I was born on July 22, 1969, while the Apollo 11 astronauts were preparing for their return trip from the moon; the journey to the moon has always been of personal interest to me. With the 40th anniversary of both occasions (of varying auspiciousness) looming, there has been a lot of interesting material published on the web.
Interestingly, the UK’s Manchester Guardian has had some of the best coverage. Of particular note is an illustrated guide to the landing, with time lines and diagrams that show how this incredible act of hubris and bravado came off. Blake Morrison’s essay on the cultural impact of the Apollo project is also required reading; from David Bowie to W. H. Auden to Norman Mailer, he highlights the somewhat mixed reactions of artists to the conquest of the moon:
Among those of a romantic disposition, there had been a fear that the magical connotations of the moon would be destroyed once we set foot on it – one small step for man, one giant leap backwards for poets, lovers and vampires. But romance persisted nevertheless: instead of traditional lunar iconography (madness, mystery and melancholy) being replaced by the iconography of the landings (space ships, silver helmets, an American flag planted in the Sea of Tranquility), the two were able to co-exist.
The Guardian’s Apollo 11 site is rich with media, essays, speculation, and archival materials, a must-visit for all moon buffs.
Scientific American magazine, too, has a lot of great materials. The Exploration of the Moon, an essay from October 1969, assesses the scientific goals of the mission, and considers the questions that are still left to be asked and answered. Apollo and the Moon: The Astronauts’ View offers photographs taken by the landing party. Also on the site is The Moon Landing Through Soviet Eyes, an interview with Kruschev’s son that puts the Apollo mission in the context of the Cold War space race.

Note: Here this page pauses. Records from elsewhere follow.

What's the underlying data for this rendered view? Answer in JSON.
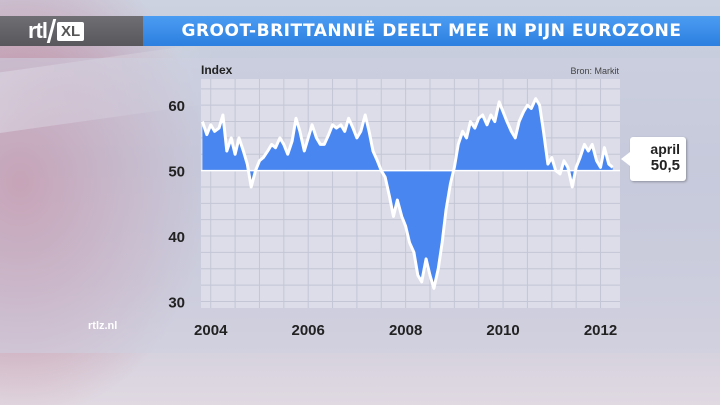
{
  "header": {
    "logo_text": "rtl",
    "logo_suffix": "XL",
    "title": "GROOT-BRITTANNIË DEELT MEE IN PIJN EUROZONE"
  },
  "footer": {
    "site": "rtlz.nl"
  },
  "callout": {
    "month": "april",
    "value": "50,5"
  },
  "colors": {
    "title_bar": "#2d7fe0",
    "area_fill": "#4a86f0",
    "line": "#ffffff",
    "plot_bg": "#dcdde9"
  },
  "chart_data": {
    "type": "area",
    "title": "GROOT-BRITTANNIË DEELT MEE IN PIJN EUROZONE",
    "ylabel": "Index",
    "source": "Bron: Markit",
    "baseline": 50,
    "ylim": [
      29,
      64
    ],
    "xlim": [
      2003.8,
      2012.4
    ],
    "yticks": [
      30,
      40,
      50,
      60
    ],
    "xticks": [
      2004,
      2006,
      2008,
      2010,
      2012
    ],
    "grid": true,
    "legend": "none",
    "series": [
      {
        "x": [
          2003.83,
          2003.92,
          2004.0,
          2004.08,
          2004.17,
          2004.25,
          2004.33,
          2004.42,
          2004.5,
          2004.58,
          2004.67,
          2004.75,
          2004.83,
          2004.92,
          2005.0,
          2005.08,
          2005.17,
          2005.25,
          2005.33,
          2005.42,
          2005.5,
          2005.58,
          2005.67,
          2005.75,
          2005.83,
          2005.92,
          2006.0,
          2006.08,
          2006.17,
          2006.25,
          2006.33,
          2006.42,
          2006.5,
          2006.58,
          2006.67,
          2006.75,
          2006.83,
          2006.92,
          2007.0,
          2007.08,
          2007.17,
          2007.25,
          2007.33,
          2007.42,
          2007.5,
          2007.58,
          2007.67,
          2007.75,
          2007.83,
          2007.92,
          2008.0,
          2008.08,
          2008.17,
          2008.25,
          2008.33,
          2008.42,
          2008.5,
          2008.58,
          2008.67,
          2008.75,
          2008.83,
          2008.92,
          2009.0,
          2009.08,
          2009.17,
          2009.25,
          2009.33,
          2009.42,
          2009.5,
          2009.58,
          2009.67,
          2009.75,
          2009.83,
          2009.92,
          2010.0,
          2010.08,
          2010.17,
          2010.25,
          2010.33,
          2010.42,
          2010.5,
          2010.58,
          2010.67,
          2010.75,
          2010.83,
          2010.92,
          2011.0,
          2011.08,
          2011.17,
          2011.25,
          2011.33,
          2011.42,
          2011.5,
          2011.58,
          2011.67,
          2011.75,
          2011.83,
          2011.92,
          2012.0,
          2012.08,
          2012.17,
          2012.25
        ],
        "y": [
          57.5,
          55.5,
          57,
          56,
          56.5,
          58.5,
          53,
          55,
          52.5,
          55,
          53,
          51,
          47.5,
          50,
          51.5,
          52,
          53,
          54,
          53.5,
          55,
          54,
          52.5,
          54.5,
          58,
          56,
          53,
          55,
          57,
          55,
          54,
          54,
          55.5,
          57,
          56.5,
          57,
          56,
          58,
          56.5,
          55,
          56,
          58.5,
          56,
          53,
          51.5,
          50,
          49,
          46,
          43,
          45.5,
          43,
          41.5,
          39,
          37.5,
          34,
          33,
          36.5,
          34,
          32,
          35,
          39,
          44,
          48,
          50.5,
          54,
          56,
          55,
          57.5,
          56.5,
          58,
          58.5,
          57,
          58.5,
          57.5,
          60.5,
          59,
          57.5,
          56,
          55,
          57.5,
          59,
          60,
          59.5,
          61,
          60,
          56,
          51,
          52,
          50,
          49.5,
          51.5,
          50.5,
          47.5,
          50.5,
          52,
          54,
          53,
          54,
          51.5,
          50.5,
          53.5,
          51,
          50.5
        ]
      }
    ]
  }
}
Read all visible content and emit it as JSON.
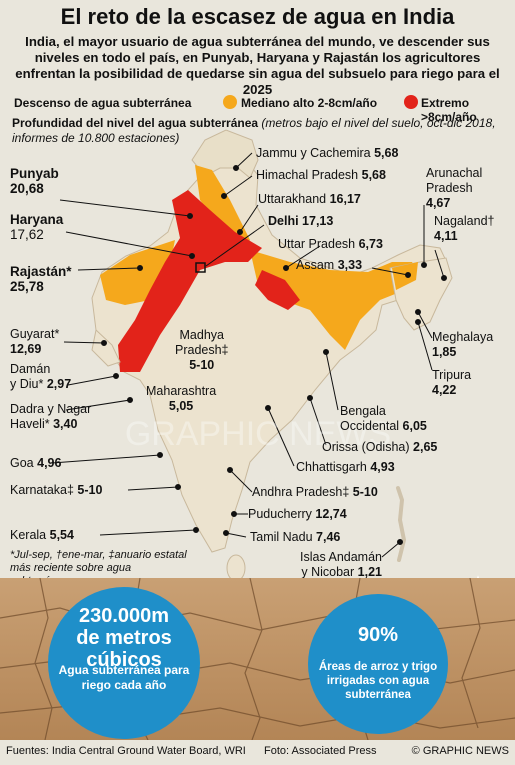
{
  "title": "El reto de la escasez de agua en India",
  "subtitle": "India, el mayor usuario de agua subterránea del mundo, ve descender sus niveles en todo el país, en Punyab, Haryana y Rajastán los agricultores enfrentan la posibilidad de quedarse sin agua del subsuelo para riego para el 2025",
  "legend": {
    "title": "Descenso de agua subterránea",
    "items": [
      {
        "label": "Mediano alto 2-8cm/año",
        "color": "#f5a81c"
      },
      {
        "label": "Extremo >8cm/año",
        "color": "#e2231a"
      }
    ]
  },
  "depth_title": "Profundidad del nivel del agua subterránea",
  "depth_sub": "(metros bajo el nivel del suelo, oct-dic 2018, informes de 10.800 estaciones)",
  "states": {
    "jammu": {
      "name": "Jammu y Cachemira",
      "value": "5,68"
    },
    "himachal": {
      "name": "Himachal Pradesh",
      "value": "5,68"
    },
    "punjab": {
      "name": "Punyab",
      "value": "20,68"
    },
    "uttarakhand": {
      "name": "Uttarakhand",
      "value": "16,17"
    },
    "arunachal": {
      "name1": "Arunachal",
      "name2": "Pradesh",
      "value": "4,67"
    },
    "haryana": {
      "name": "Haryana",
      "value": "17,62"
    },
    "delhi": {
      "name": "Delhi",
      "value": "17,13"
    },
    "nagaland": {
      "name": "Nagaland†",
      "value": "4,11"
    },
    "uttar": {
      "name": "Uttar Pradesh",
      "value": "6,73"
    },
    "rajasthan": {
      "name": "Rajastán*",
      "value": "25,78"
    },
    "assam": {
      "name": "Assam",
      "value": "3,33"
    },
    "gujarat": {
      "name": "Guyarat*",
      "value": "12,69"
    },
    "madhya": {
      "name1": "Madhya",
      "name2": "Pradesh‡",
      "value": "5-10"
    },
    "meghalaya": {
      "name": "Meghalaya",
      "value": "1,85"
    },
    "daman": {
      "name1": "Damán",
      "name2": "y Diu*",
      "value": "2,97"
    },
    "maharashtra": {
      "name": "Maharashtra",
      "value": "5,05"
    },
    "tripura": {
      "name": "Tripura",
      "value": "4,22"
    },
    "dadra": {
      "name1": "Dadra y Nagar",
      "name2": "Haveli*",
      "value": "3,40"
    },
    "bengal": {
      "name1": "Bengala",
      "name2": "Occidental",
      "value": "6,05"
    },
    "orissa": {
      "name": "Orissa (Odisha)",
      "value": "2,65"
    },
    "goa": {
      "name": "Goa",
      "value": "4,96"
    },
    "chhattisgarh": {
      "name": "Chhattisgarh",
      "value": "4,93"
    },
    "karnataka": {
      "name": "Karnataka‡",
      "value": "5-10"
    },
    "andhra": {
      "name": "Andhra Pradesh‡",
      "value": "5-10"
    },
    "puducherry": {
      "name": "Puducherry",
      "value": "12,74"
    },
    "kerala": {
      "name": "Kerala",
      "value": "5,54"
    },
    "tamil": {
      "name": "Tamil Nadu",
      "value": "7,46"
    },
    "andaman": {
      "name1": "Islas Andamán",
      "name2": "y Nicobar",
      "value": "1,21"
    }
  },
  "footnote": "*Jul-sep, †ene-mar, ‡anuario estatal más reciente sobre agua subterránea",
  "stat1": {
    "line1": "230.000m",
    "line2": "de metros cúbicos",
    "desc": "Agua subterránea para riego cada año"
  },
  "stat2": {
    "value": "90%",
    "desc": "Áreas de arroz y trigo irrigadas con agua subterránea"
  },
  "footer": {
    "sources": "Fuentes: India Central Ground Water Board, WRI",
    "photo": "Foto: Associated Press",
    "credit": "© GRAPHIC NEWS"
  },
  "watermark": "GRAPHIC NEWS",
  "colors": {
    "medium": "#f5a81c",
    "extreme": "#e2231a",
    "land": "#ece3cf",
    "water_blue": "#1f8fc9"
  }
}
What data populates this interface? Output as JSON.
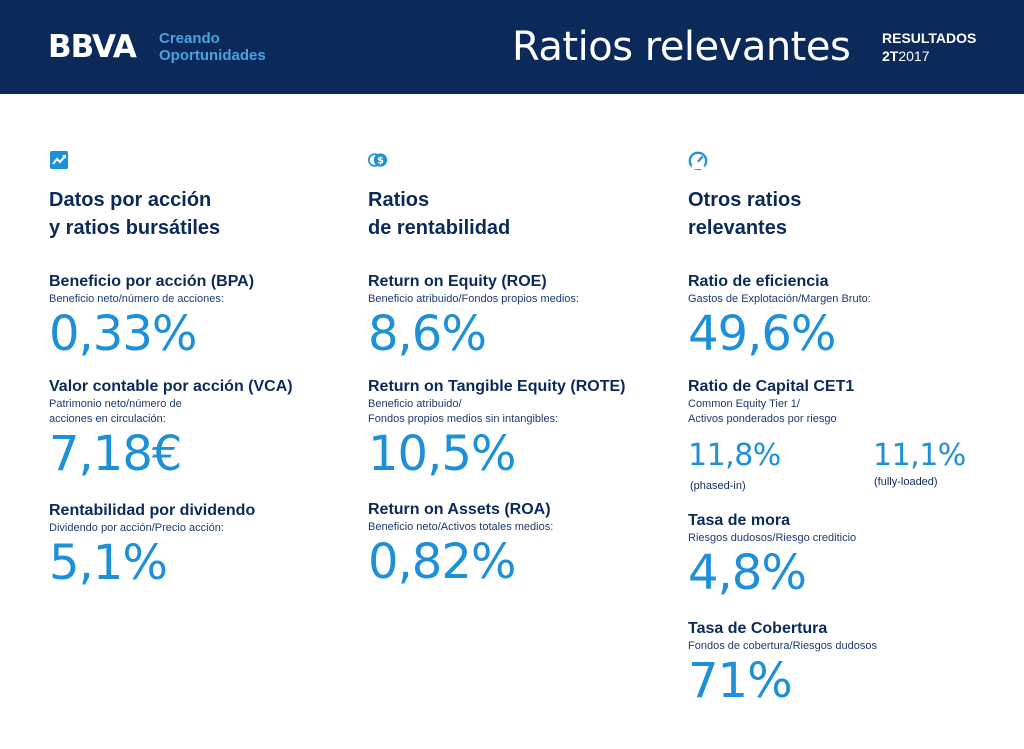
{
  "header": {
    "logo": "BBVA",
    "tagline_line1": "Creando",
    "tagline_line2": "Oportunidades",
    "title": "Ratios relevantes",
    "results_label": "RESULTADOS",
    "period_bold": "2T",
    "period_year": "2017"
  },
  "colors": {
    "navy": "#0b2a5a",
    "accent_blue": "#1e90d8",
    "tagline_blue": "#4aa3df"
  },
  "columns": [
    {
      "icon": "chart-trend-icon",
      "title_line1": "Datos por acción",
      "title_line2": "y ratios bursátiles",
      "items": [
        {
          "label": "Beneficio por acción (BPA)",
          "desc_line1": "Beneficio neto/número de acciones:",
          "value": "0,33%"
        },
        {
          "label": "Valor contable por acción (VCA)",
          "desc_line1": "Patrimonio neto/número de",
          "desc_line2": "acciones en circulación:",
          "value": "7,18€"
        },
        {
          "label": "Rentabilidad por dividendo",
          "desc_line1": "Dividendo por acción/Precio acción:",
          "value": "5,1%"
        }
      ]
    },
    {
      "icon": "coins-dollar-icon",
      "title_line1": "Ratios",
      "title_line2": "de rentabilidad",
      "items": [
        {
          "label": "Return on Equity (ROE)",
          "desc_line1": "Beneficio atribuido/Fondos propios medios:",
          "value": "8,6%"
        },
        {
          "label": "Return on Tangible Equity (ROTE)",
          "desc_line1": "Beneficio atribuido/",
          "desc_line2": "Fondos propios medios sin intangibles:",
          "value": "10,5%"
        },
        {
          "label": "Return on Assets (ROA)",
          "desc_line1": "Beneficio neto/Activos totales medios:",
          "value": "0,82%"
        }
      ]
    },
    {
      "icon": "gauge-icon",
      "title_line1": "Otros ratios",
      "title_line2": "relevantes",
      "items": [
        {
          "label": "Ratio de eficiencia",
          "desc_line1": "Gastos de Explotación/Margen Bruto:",
          "value": "49,6%"
        },
        {
          "label": "Ratio de Capital CET1",
          "desc_line1": "Common Equity Tier 1/",
          "desc_line2": "Activos ponderados por riesgo",
          "value_a": "11,8%",
          "note_a": "(phased-in)",
          "value_b": "11,1%",
          "note_b": "(fully-loaded)"
        },
        {
          "label": "Tasa de mora",
          "desc_line1": "Riesgos dudosos/Riesgo crediticio",
          "value": "4,8%"
        },
        {
          "label": "Tasa de  Cobertura",
          "desc_line1": "Fondos de cobertura/Riesgos dudosos",
          "value": "71%"
        }
      ]
    }
  ]
}
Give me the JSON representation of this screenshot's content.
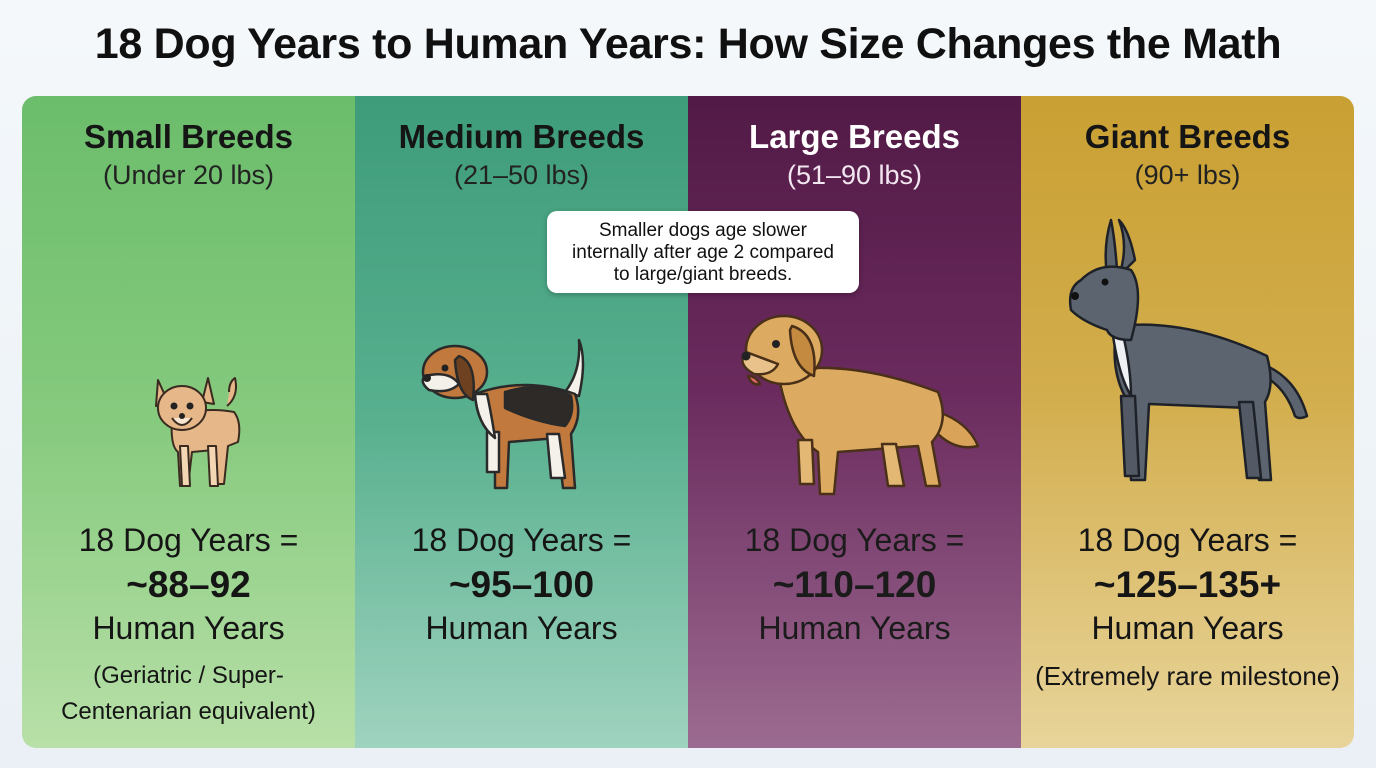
{
  "title": "18 Dog Years to Human Years: How Size Changes the Math",
  "callout": {
    "lines": [
      "Smaller dogs age slower",
      "internally after age 2 compared",
      "to large/giant breeds."
    ]
  },
  "panels": [
    {
      "name": "Small Breeds",
      "weight": "(Under 20 lbs)",
      "equation": "18 Dog Years =",
      "range": "~88–92",
      "unit": "Human Years",
      "note": "(Geriatric / Super-Centenarian equivalent)",
      "dog_icon": "chihuahua-icon",
      "color": "#6bbd6b"
    },
    {
      "name": "Medium Breeds",
      "weight": "(21–50 lbs)",
      "equation": "18 Dog Years =",
      "range": "~95–100",
      "unit": "Human Years",
      "note": "",
      "dog_icon": "beagle-icon",
      "color": "#3e9c7a"
    },
    {
      "name": "Large Breeds",
      "weight": "(51–90 lbs)",
      "equation": "18 Dog Years =",
      "range": "~110–120",
      "unit": "Human Years",
      "note": "",
      "dog_icon": "golden-retriever-icon",
      "color": "#5a1f4e"
    },
    {
      "name": "Giant Breeds",
      "weight": "(90+ lbs)",
      "equation": "18 Dog Years =",
      "range": "~125–135+",
      "unit": "Human Years",
      "note": "(Extremely rare milestone)",
      "dog_icon": "great-dane-icon",
      "color": "#c9a033"
    }
  ]
}
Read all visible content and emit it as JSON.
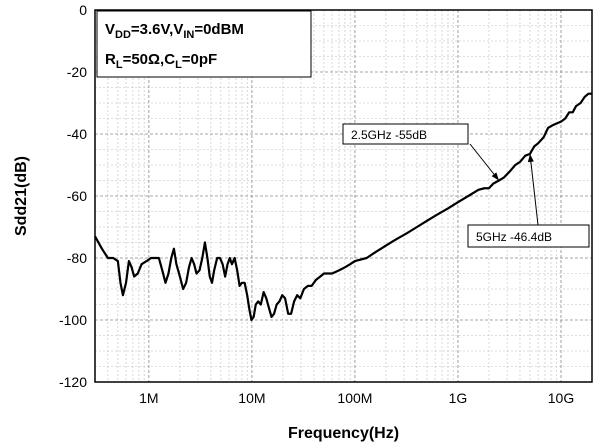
{
  "chart_data": {
    "type": "line",
    "xlabel": "Frequency(Hz)",
    "ylabel": "Sdd21(dB)",
    "x_scale": "log",
    "xlim": [
      300000,
      20000000000
    ],
    "ylim": [
      -120,
      0
    ],
    "x_ticks": [
      {
        "value": 1000000,
        "label": "1M"
      },
      {
        "value": 10000000,
        "label": "10M"
      },
      {
        "value": 100000000,
        "label": "100M"
      },
      {
        "value": 1000000000,
        "label": "1G"
      },
      {
        "value": 10000000000,
        "label": "10G"
      }
    ],
    "y_ticks": [
      {
        "value": 0,
        "label": "0"
      },
      {
        "value": -20,
        "label": "-20"
      },
      {
        "value": -40,
        "label": "-40"
      },
      {
        "value": -60,
        "label": "-60"
      },
      {
        "value": -80,
        "label": "-80"
      },
      {
        "value": -100,
        "label": "-100"
      },
      {
        "value": -120,
        "label": "-120"
      }
    ],
    "grid": true,
    "legend_box": {
      "line1": {
        "prefix": "V",
        "sub1": "DD",
        "mid": "=3.6V,V",
        "sub2": "IN",
        "suffix": "=0dBM"
      },
      "line2": {
        "prefix": "R",
        "sub1": "L",
        "mid": "=50Ω,C",
        "sub2": "L",
        "suffix": "=0pF"
      }
    },
    "annotations": [
      {
        "text": "2.5GHz -55dB",
        "x": 2500000000,
        "y": -55
      },
      {
        "text": "5GHz -46.4dB",
        "x": 5000000000,
        "y": -46.4
      }
    ],
    "series": [
      {
        "color": "#000000",
        "points": [
          [
            300000,
            -73
          ],
          [
            350000,
            -77
          ],
          [
            400000,
            -80
          ],
          [
            450000,
            -80
          ],
          [
            500000,
            -81
          ],
          [
            530000,
            -88
          ],
          [
            560000,
            -92
          ],
          [
            600000,
            -88
          ],
          [
            640000,
            -81
          ],
          [
            680000,
            -83
          ],
          [
            720000,
            -86
          ],
          [
            780000,
            -85
          ],
          [
            850000,
            -82
          ],
          [
            950000,
            -81
          ],
          [
            1050000,
            -80
          ],
          [
            1150000,
            -80
          ],
          [
            1250000,
            -80
          ],
          [
            1350000,
            -84
          ],
          [
            1450000,
            -88
          ],
          [
            1550000,
            -85
          ],
          [
            1650000,
            -80
          ],
          [
            1750000,
            -77
          ],
          [
            1850000,
            -82
          ],
          [
            2000000,
            -86
          ],
          [
            2150000,
            -90
          ],
          [
            2300000,
            -88
          ],
          [
            2450000,
            -83
          ],
          [
            2600000,
            -80
          ],
          [
            2750000,
            -82
          ],
          [
            2900000,
            -85
          ],
          [
            3100000,
            -84
          ],
          [
            3300000,
            -80
          ],
          [
            3500000,
            -75
          ],
          [
            3700000,
            -80
          ],
          [
            3900000,
            -86
          ],
          [
            4100000,
            -88
          ],
          [
            4300000,
            -84
          ],
          [
            4600000,
            -80
          ],
          [
            4900000,
            -80
          ],
          [
            5200000,
            -82
          ],
          [
            5500000,
            -86
          ],
          [
            5800000,
            -82
          ],
          [
            6100000,
            -80
          ],
          [
            6400000,
            -82
          ],
          [
            6800000,
            -80
          ],
          [
            7200000,
            -84
          ],
          [
            7600000,
            -89
          ],
          [
            8000000,
            -88
          ],
          [
            8500000,
            -88
          ],
          [
            9000000,
            -92
          ],
          [
            9500000,
            -97
          ],
          [
            9900000,
            -100
          ],
          [
            10400000,
            -99
          ],
          [
            10900000,
            -95
          ],
          [
            11500000,
            -94
          ],
          [
            12200000,
            -95
          ],
          [
            13000000,
            -91
          ],
          [
            13800000,
            -93
          ],
          [
            14600000,
            -96
          ],
          [
            15500000,
            -99
          ],
          [
            16400000,
            -98
          ],
          [
            17400000,
            -95
          ],
          [
            18500000,
            -94
          ],
          [
            19700000,
            -92
          ],
          [
            21000000,
            -93
          ],
          [
            22500000,
            -98
          ],
          [
            24000000,
            -98
          ],
          [
            25700000,
            -94
          ],
          [
            27500000,
            -92
          ],
          [
            29500000,
            -93
          ],
          [
            32000000,
            -90
          ],
          [
            35000000,
            -89
          ],
          [
            38000000,
            -89
          ],
          [
            42000000,
            -87
          ],
          [
            46000000,
            -86
          ],
          [
            50000000,
            -85
          ],
          [
            55000000,
            -85
          ],
          [
            60000000,
            -85
          ],
          [
            70000000,
            -84
          ],
          [
            80000000,
            -83
          ],
          [
            90000000,
            -82
          ],
          [
            100000000,
            -81
          ],
          [
            130000000,
            -80
          ],
          [
            160000000,
            -78
          ],
          [
            200000000,
            -76
          ],
          [
            250000000,
            -74
          ],
          [
            320000000,
            -72
          ],
          [
            400000000,
            -70
          ],
          [
            500000000,
            -68
          ],
          [
            630000000,
            -66
          ],
          [
            800000000,
            -64
          ],
          [
            1000000000,
            -62
          ],
          [
            1260000000,
            -60
          ],
          [
            1580000000,
            -58
          ],
          [
            1800000000,
            -57.5
          ],
          [
            2000000000,
            -57.5
          ],
          [
            2200000000,
            -56
          ],
          [
            2500000000,
            -55
          ],
          [
            2800000000,
            -54
          ],
          [
            3200000000,
            -52
          ],
          [
            3600000000,
            -50
          ],
          [
            4000000000,
            -49
          ],
          [
            4500000000,
            -47
          ],
          [
            5000000000,
            -46.4
          ],
          [
            5500000000,
            -44
          ],
          [
            6000000000,
            -43
          ],
          [
            6800000000,
            -41
          ],
          [
            7500000000,
            -38
          ],
          [
            8500000000,
            -37
          ],
          [
            10000000000,
            -36
          ],
          [
            11000000000,
            -35
          ],
          [
            12000000000,
            -33
          ],
          [
            13000000000,
            -33
          ],
          [
            14000000000,
            -31
          ],
          [
            15500000000,
            -30
          ],
          [
            17000000000,
            -28
          ],
          [
            18500000000,
            -27
          ],
          [
            20000000000,
            -27
          ]
        ]
      }
    ]
  }
}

NASA is streaming the audio of the mission, in real time, from liftoff on July 16 to splashdown on July 24. They provide other interactive media displays about the moon shot, including an animated comic about the mission and restored video of Neil Armstrong’s landing.
That the anniversary of the moon landing comes in the midst of an economic crisis is disheartening, though. A celebration in Pittsburgh cancelled its fireworks, and a weariness overlays what should be a festive occasion. The Apollo mission’s boldness, though, should really be an example of how a gargantuan project like the moon shot can have far-reaching economic effects: advances in computer technology, rocketry, communications, and, of course, Tang, were all side effects of the mission that have continued to enrich us. Perhaps a similarly bold project that pushes our frontiers–into new areas of energy production, perhaps, or even more ambitious space exploration–could spin off equally amazing benefits. Big dreams are what we need most on this 40th anniversary of the moon landing.